You can find the transcript here.
Filter number one: Develop an understanding of the business.
Warren Buffett said it perfectly. “Seek whatever information will further your understanding of the business.”
Charlie is a huge proponent of developing checklists to help him make better decisions, for each company, he develops a checklist to keep him on track. The reason for a different checklist is that every company is different and have different guidelines to follow.
Charlie developed a system of “latticework of mental models” to help him sort through his thoughts and ideas. He used these models to help him think better.
Munger has come to the conclusion that to make better decisions in business and life you need to find and understand the core principles from all disciplines.
In short, learn all the big ideas and how the interrelate and better, more rational thinking will naturally follow.
That is what he calls Elementary Worldly Wisdom, and using his Mental Models can help you succeed in almost any endeavor. This topic could be a blog post on its own but for our purposes today, let’s consider that Munger uses these models to help him understand a business more fully so that he can make a decision about whether or not to invest in it.
So how does this help us understand a company?
Step one is to read, read, read all that you can about the company. Shareholder letters, letters from the CEO, 10k filings, 10Q filings. Go to the website and read about all of their products. Look at any references to competitors and read about them. Just about every industry has a newsletter or magazine that follows that particular industry, read those publications for knowledge about the different trends, products, and services that other companies offer.
We do this to get a better understanding of how the company operates, what they produce and who they sell it too. Think about anything you buy for your personal use. Do you buy a cell phone you don’t understand how to use? No way. Think about how these types of decisions affect our buying habits.
These are the types of information we need to digest as we learn more about a particular company. I will give you an example; recently I was looking at a company that produces railroad cars. A pretty simple straightforward business but I noticed something in a 10k that I was reading that mentioned that they were solely dependent on steel as their main resource they used in all of their products. That got me to thinking about the price of steel and how it could affect their business, so I researched more about that particular field because I knew nothing about steel. I came to learn that steel is an extremely volatile commodity that has huge price swings, which would obviously affect this company I was researching. And sure enough, as I learned more about steel pricing and tracked the downturns in steel I noticed that coincided with a downturn in the price of the company.
The first step when looking into a company is to look at their website to get a feel for the company and what they do.

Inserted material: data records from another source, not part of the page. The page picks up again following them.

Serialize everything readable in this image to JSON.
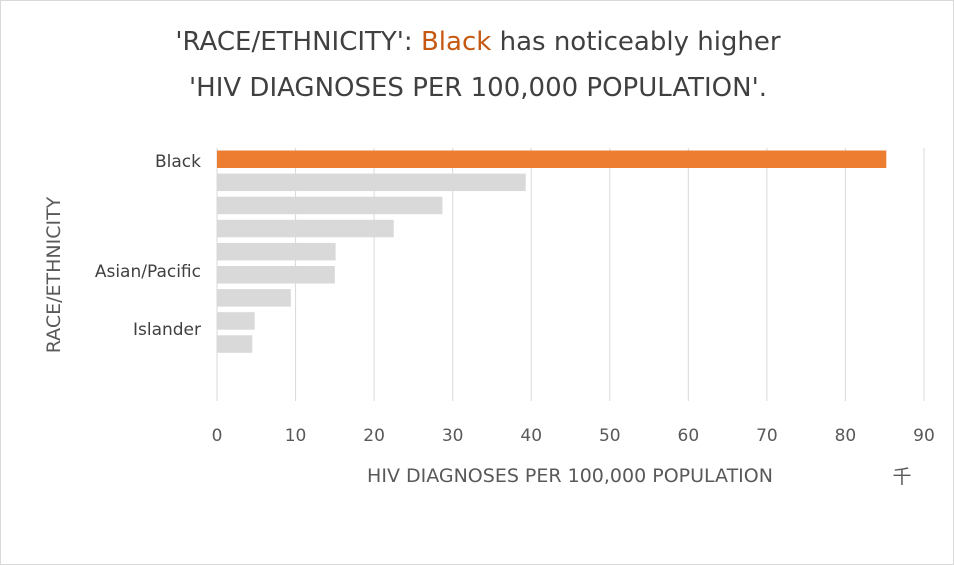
{
  "title": {
    "line1_prefix": "'RACE/ETHNICITY': ",
    "line1_highlight": "Black",
    "line1_suffix": " has noticeably higher",
    "line2": "'HIV DIAGNOSES PER 100,000 POPULATION'.",
    "highlight_color": "#c65911"
  },
  "chart_data": {
    "type": "bar",
    "orientation": "horizontal",
    "categories": [
      "Black",
      "",
      "",
      "",
      "",
      "Asian/Pacific",
      "",
      "Islander",
      ""
    ],
    "values": [
      85.2,
      39.3,
      28.7,
      22.5,
      15.1,
      15.0,
      9.4,
      4.8,
      4.5
    ],
    "highlight_index": 0,
    "colors": {
      "highlight": "#ed7d31",
      "default": "#d9d9d9",
      "grid": "#d9d9d9"
    },
    "xlabel": "HIV DIAGNOSES PER 100,000 POPULATION",
    "ylabel": "RACE/ETHNICITY",
    "xlim": [
      0,
      90
    ],
    "xticks": [
      0,
      10,
      20,
      30,
      40,
      50,
      60,
      70,
      80,
      90
    ],
    "unit_label": "千",
    "grid": true
  }
}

Look at their product list and see if they are things you understand.
The second step is to read the 10k filings. These are incredibly important documents and very insightful looks into the minds of the people who run the businesses. It is also a great place to learn more about the company and give you a rundown of what they do. If after reading the first part of the 10k outlining the business and you don’t understand it, move on.
If you do understand the business, then continue looking at the financial filings.
When you read the company’s 10k reports you need to go back at least five years; the same goes for the 10q reports as well. Read them from the oldest to the more recent. It gives you a feel for the flow of the business, how the management handles their decisions and following through with their stated agendas. You can also learn a lot from the tenor of the reports as well.